What are some of the problems that still need to be addressed in this part of the industry?


“There are some longer-term problems around risk triage per carrier to be solved, so they're getting exactly what they want but without requiring a huge lift on their part to do what they want. That's a constant challenge from the carrier's perspective. Most carriers have a lot of pain there, especially mid-market where there's reasonable flow and decent volume. That's one side of the market. The other side of the market is figuring out how to capture the right amount of data upfront from a submission without overloading the broker or client.
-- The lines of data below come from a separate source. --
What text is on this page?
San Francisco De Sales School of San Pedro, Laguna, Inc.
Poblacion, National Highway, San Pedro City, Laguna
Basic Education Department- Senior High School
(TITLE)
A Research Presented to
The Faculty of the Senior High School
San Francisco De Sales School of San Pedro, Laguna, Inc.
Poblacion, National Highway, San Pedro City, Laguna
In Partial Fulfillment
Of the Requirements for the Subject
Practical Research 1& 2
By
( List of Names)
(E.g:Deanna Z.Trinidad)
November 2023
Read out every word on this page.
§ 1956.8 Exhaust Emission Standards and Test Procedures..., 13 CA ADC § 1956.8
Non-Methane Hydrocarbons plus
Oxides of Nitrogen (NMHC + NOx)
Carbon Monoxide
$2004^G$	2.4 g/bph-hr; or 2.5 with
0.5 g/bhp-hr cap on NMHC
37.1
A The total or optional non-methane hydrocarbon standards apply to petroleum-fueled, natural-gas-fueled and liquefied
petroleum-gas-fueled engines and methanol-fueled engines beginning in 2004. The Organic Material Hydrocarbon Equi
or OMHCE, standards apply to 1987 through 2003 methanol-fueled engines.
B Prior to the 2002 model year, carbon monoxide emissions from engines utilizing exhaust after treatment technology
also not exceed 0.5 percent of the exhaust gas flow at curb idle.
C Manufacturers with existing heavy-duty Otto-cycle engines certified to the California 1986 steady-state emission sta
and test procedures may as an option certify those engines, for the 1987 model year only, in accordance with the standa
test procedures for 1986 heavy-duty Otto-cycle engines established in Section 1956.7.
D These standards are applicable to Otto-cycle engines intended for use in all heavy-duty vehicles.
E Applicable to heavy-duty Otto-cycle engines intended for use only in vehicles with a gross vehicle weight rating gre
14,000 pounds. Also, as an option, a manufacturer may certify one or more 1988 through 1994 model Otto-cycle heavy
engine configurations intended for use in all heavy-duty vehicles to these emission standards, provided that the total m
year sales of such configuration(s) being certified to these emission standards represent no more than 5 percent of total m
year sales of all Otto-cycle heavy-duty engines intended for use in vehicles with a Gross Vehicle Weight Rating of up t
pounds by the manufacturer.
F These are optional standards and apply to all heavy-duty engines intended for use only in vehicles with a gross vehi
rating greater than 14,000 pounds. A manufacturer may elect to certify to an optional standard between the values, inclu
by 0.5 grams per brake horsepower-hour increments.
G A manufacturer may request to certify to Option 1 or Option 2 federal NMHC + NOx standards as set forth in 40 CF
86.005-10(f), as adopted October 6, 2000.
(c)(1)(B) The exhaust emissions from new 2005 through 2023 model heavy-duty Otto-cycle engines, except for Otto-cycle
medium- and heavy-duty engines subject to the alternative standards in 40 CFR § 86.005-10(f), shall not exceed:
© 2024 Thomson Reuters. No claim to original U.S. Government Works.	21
That's the tempting thing that folks have tried to solve first, and our view is that it’s something you should solve second. What you solve first is the day-to-day block. Tackle something that takes four days, and make it four hours. In terms of compressing communications, give the market better access to data to make better decisions on markets to speak with and allow them to express what they want to propose, so it's easier for a broker to matrix and present back to their client. Those things sit in the middle longer term. Once that's going, you can imagine maybe stepping into better risk triage in a way that makes sense for each line of business and better capture data and full end-to-end integration. Over time, it will evolve, and you will already have this capability of managing your day-to-day at the core. It will be natural to add that on.”